1 Introdução
A filosofia analisa, tradicionalmente, a questão da verdade. Para alguns filósofos antigos (pré-socráticos), o debate em torno da verdade recaia sobre a natureza das coisas externas, ao universo material, com forte influência metafísica. Sócrates, entretanto, voltou-se para além do mundo visível, identificando no homem a sua capacidade de produção das coisas e do próprio conhecimento. E tudo isso se desenvolveu a partir da fala oracular de Delfos, que teria indicado Sócrates como o mais sábio dos homens em Atenas, segundo o recado transmitido por Querofonte. Com isso, tem-se a gênese do exercício filosófico socrático. Por intermédio da maiêutica (técnica de diálogo que valoriza a parturição de ideias), chegou-se ao questionamento das verdades consolidadas e das condições materiais do conhecimento consideradas inabaláveis, absolutas. A reação de Sócrates ao enunciado do oráculo desencadeou o surgimento da própria filosofia, com projeções para o pensamento de Platão. E, ainda, tais lições antigas contribuíram significativamente para a construção e reconstrução do pensamento moderno, em particular de Michel Foucault, no que toca às questões afetas ao poder, à verdade e à própria constituição do sujeito.
Chegada a idade contemporânea, ainda, indaga-se naturalmente: qual a essência da verdade? Tal pergunta sugere o suposto entendimento de que existiria algo universal, essencial, imodificável e único em torno do verdadeiro. E mais. Criam-se categorias, modulações e espécies de verdade, com diversas abordagens doutrinárias.
Michel Foucault rompe com essa perspectiva universalista e essencial da verdade, e isso repercute de modo singular na seara jurídica, de sorte a questionar conceitos jurídicos clássicos como “verdade formal” e “verdade material”. Pretende-se, a partir disso, realizar um exercício de análise do pensamento Foucaultiano, a fim de analisar a relação entre poder, direito e verdade.
2 Poder e verdade
Antes, porém, de se examinar mais verticalmente a linha de raciocínio desse complexo filósofo contemporâneo, mister se faz assinalar mais de perto a problemática que se pretende discutir.
Na comunidade jurídica, especialmente no âmbito do direito instrumental (civil e penal), muitas vezes é brandido o emprego das expressões “verdade formal” e “verdade real”, com certas variações terminológicas, sugerindo-se que ao intérprete caberia a difícil tarefa de desenvolver a atividade hermenêutica tendente a buscar, segundo o campo de forças imanente ao material probatório, a essência da verdade no caso concreto.
Diz-se, comumente, que no processo penal vigora o princípio da verdade real ou material, ao passo que no direito instrumental civil rege o princípio da verdade formal.

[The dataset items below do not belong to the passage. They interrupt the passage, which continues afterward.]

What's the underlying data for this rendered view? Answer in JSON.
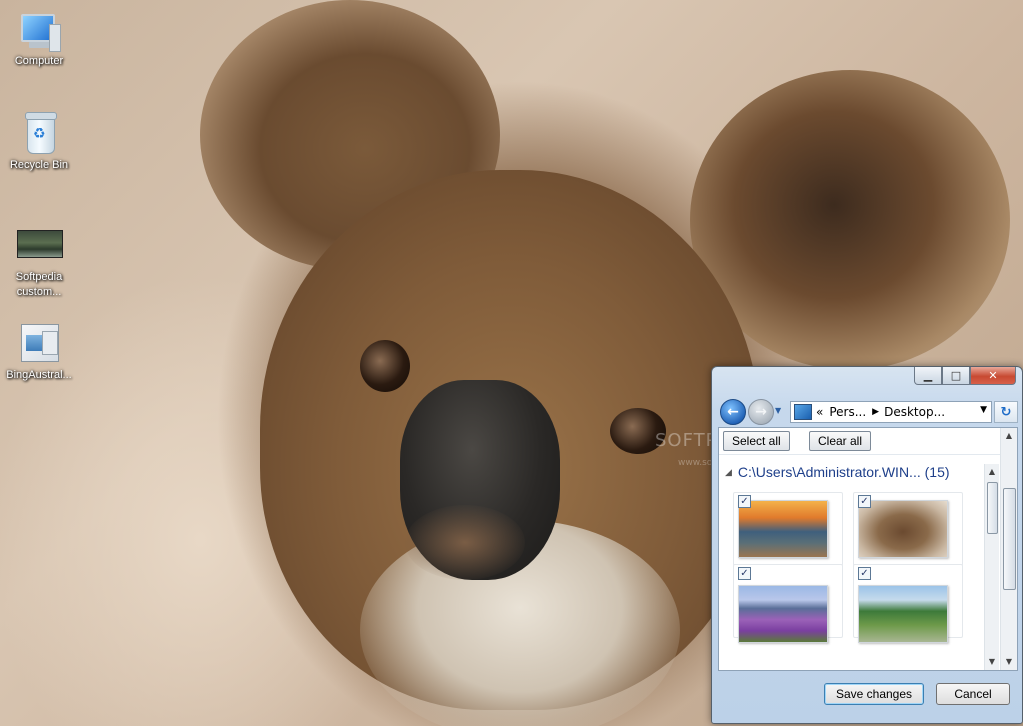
{
  "desktop": {
    "icons": [
      {
        "label": "Computer",
        "icon": "computer-icon"
      },
      {
        "label": "Recycle Bin",
        "icon": "recycle-bin-icon"
      },
      {
        "label_line1": "Softpedia",
        "label_line2": "custom...",
        "icon": "image-file-icon"
      },
      {
        "label": "BingAustral...",
        "icon": "theme-file-icon"
      }
    ],
    "watermark": "SOFTPEDIA",
    "watermark_url": "www.softpedia.com"
  },
  "window": {
    "caption_buttons": {
      "minimize": "▁",
      "maximize": "□",
      "close": "✕"
    },
    "nav": {
      "back": "←",
      "forward": "→",
      "address_prefix": "«",
      "address_segments": [
        "Pers...",
        "Desktop..."
      ],
      "refresh": "↻"
    },
    "toolbar": {
      "select_all": "Select all",
      "clear_all": "Clear all"
    },
    "group": {
      "path": "C:\\Users\\Administrator.WIN...",
      "count": "(15)"
    },
    "thumbnails": [
      {
        "name": "twelve-apostles",
        "checked": true
      },
      {
        "name": "koala",
        "checked": true
      },
      {
        "name": "lavender-field",
        "checked": true
      },
      {
        "name": "island-buildings",
        "checked": true
      }
    ],
    "footer": {
      "save": "Save changes",
      "cancel": "Cancel"
    }
  }
}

A propósito, veja-se a passagem de Nelson Finotti a tratar da distinção entre verdade formal e verdade real:
(...) adota-se a verdade formal como consequência de um procedimento permeado por inúmeras formalidades para a colheita das provas, por inúmeras presunções legais definidas aprioristicamente pelo legislador, tais como, preclusão, coisa julgada, revelia, confissão. Em outras palavras, enquanto no processo penal só a verdade real interessa, no processo civil serve a verdade aparente. [1]
Não é outro o entendimento de Fernando Capez relativamente aos fatos que se “passaram na realidade” e a “verdade formal”:
No processo penal, o juiz tem o dever de investigar como os fatos se passaram na realidade, não se conformando com a verdade formal constante dos autos (...) Esse princípio é próprio do processo penal, já que no cível o juiz deve conformar-se com a verdade trazida aos autos pelas partes, embora não seja um espectador inerte da produção de provas.[2]
Contudo, tal construção teórica não resiste a uma análise mais atenta, já que amparada em premissas equivocadas. E uma via possível de desconstrução desse entendimento, como já sinalizado, é a análise desenvolvida por Foucault.
Inicialmente, vejamos a questão do poder. O tema do poder, no prisma jurídico, é fortemente influenciado pela leitura de pensadores clássicos desenvolvida no período moderno, como despontam as obras de notáveis pensadores contratualistas, como Hobbes, Locke e Rousseau.
O contratualismo, como é de sabença geral, sustenta que a convivência humana em comunidade (a própria formação da sociedade civil) efetiva-se com base no pressuposto de que existiria um pacto social composto por regras sociais mínimas garantidoras da convivência harmônica entre os indivíduos.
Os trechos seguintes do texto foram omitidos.